Loved the Cayucos Babe of the Week Pic’s and Interview you used to do!!!

Dell. out on the hunt for the hottest hottie in town, now that’s true nostalgia:)


I don’t know how gentrification comes to mind when writing about Randy being Randy!!!

If anything this shows that things change but still remain the same:)

Cayucos has had some great characters over the years!!!

One of my favorite stories is about the Cowboy, probably only two bar stools down from the Pirate, he would get liquored up at the Tavern, would stop by one of Caucos’s legendary woman on his way home for a little booty call, would sober up afterwards, realize where he was at and then slither off into the night!!!

She got tired off his antics, so she left a note in his boot saying, if your going to treat me like a whore at least leave some money on my dresser!!!

He never went back, embarrassed by his actions i hope:)

I gained a whole new respect for the damsel in question!!!


What a great comment!!! Lovely tavern of old, my stars.


Dell and Cal Coast News, THANK YOU.


Dell is a gem, isn’t he? This column is just … wonderful. Really it is a true slice of life in a beautiful world few savor. Putting it to print for posterity, and being spot on. Glad you’re writing, Dell.


Boldguy, there’s another possibility … like some cowboys I’ve known, maybe the price was too high!


I sure hope you keep writing comments with old stories from the Tavern!! What a great read, Boldguy!


“The Pirate owns nothing but another of his long line of croaking pickups that warn you he’s coming from several blocks away. ”


Man … that’s nice writing. *sigh* Thanks Dell!

A very tasty slice of life in Cayucos!


Reading about the famous Cayucos Pirate”. I remember way back in the day Atascadero also used to name their bums. There was “Sun Tan Man”, “Dreadlock Man”, “Senor Stinky”. Man those were some characters.

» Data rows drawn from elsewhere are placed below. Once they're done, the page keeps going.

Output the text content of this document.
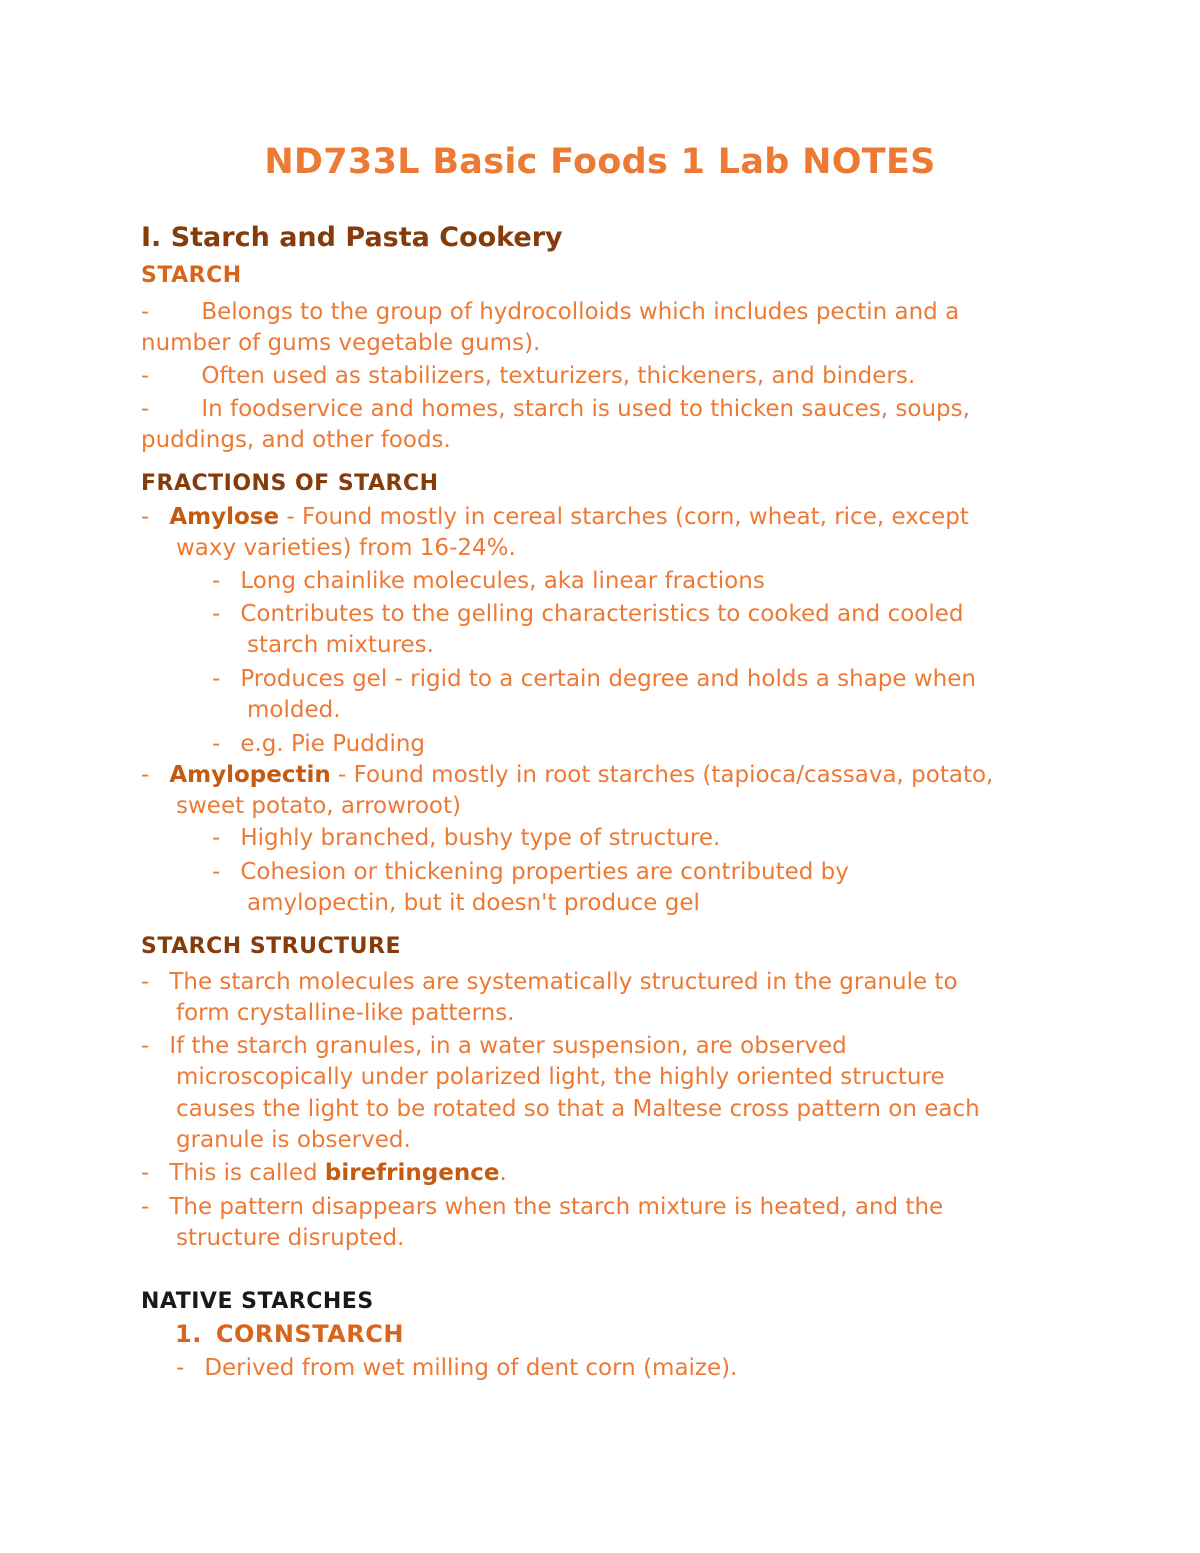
ND733L Basic Foods 1 Lab NOTES
I. Starch and Pasta Cookery
STARCH
- Belongs to the group of hydrocolloids which includes pectin and a
number of gums vegetable gums).
- Often used as stabilizers, texturizers, thickeners, and binders.
- In foodservice and homes, starch is used to thicken sauces, soups,
puddings, and other foods.
FRACTIONS OF STARCH
- Amylose - Found mostly in cereal starches (corn, wheat, rice, except
waxy varieties) from 16-24%.
- Long chainlike molecules, aka linear fractions
- Contributes to the gelling characteristics to cooked and cooled
starch mixtures.
- Produces gel - rigid to a certain degree and holds a shape when
molded.
- e.g. Pie Pudding
- Amylopectin - Found mostly in root starches (tapioca/cassava, potato,
sweet potato, arrowroot)
- Highly branched, bushy type of structure.
- Cohesion or thickening properties are contributed by
amylopectin, but it doesn't produce gel
STARCH STRUCTURE
- The starch molecules are systematically structured in the granule to
form crystalline-like patterns.
- If the starch granules, in a water suspension, are observed
microscopically under polarized light, the highly oriented structure
causes the light to be rotated so that a Maltese cross pattern on each
granule is observed.
- This is called birefringence.
- The pattern disappears when the starch mixture is heated, and the
structure disrupted.
NATIVE STARCHES
1. CORNSTARCH
- Derived from wet milling of dent corn (maize).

One man’s bum is another man’s brother. Or grade school pal universally loved because he even cracked the teacher up with his razor-timed Bugs Bunny quips from the back of the classroom. Ya just never know with bums.


That was before there were too many to tally


Either that, or it was before folks who didn’t grow up here moved here to decide that someone like, say, ol’ Dreadlock Man is a “bum” instead of a guy doing zero harm to anybody but being “an eyesore,” and still making them laugh with his wit if they know and love him. But he’s scary looking, obnoxious as hell at times, and a stranger to new “locals” so we old timers who grew up with him must be idiots for still loving him. Harrrrumph.


Live and let live.


How cute. An alcoholic.


How cute. A person who doesn’t remember that there but for the grace of God goes thee.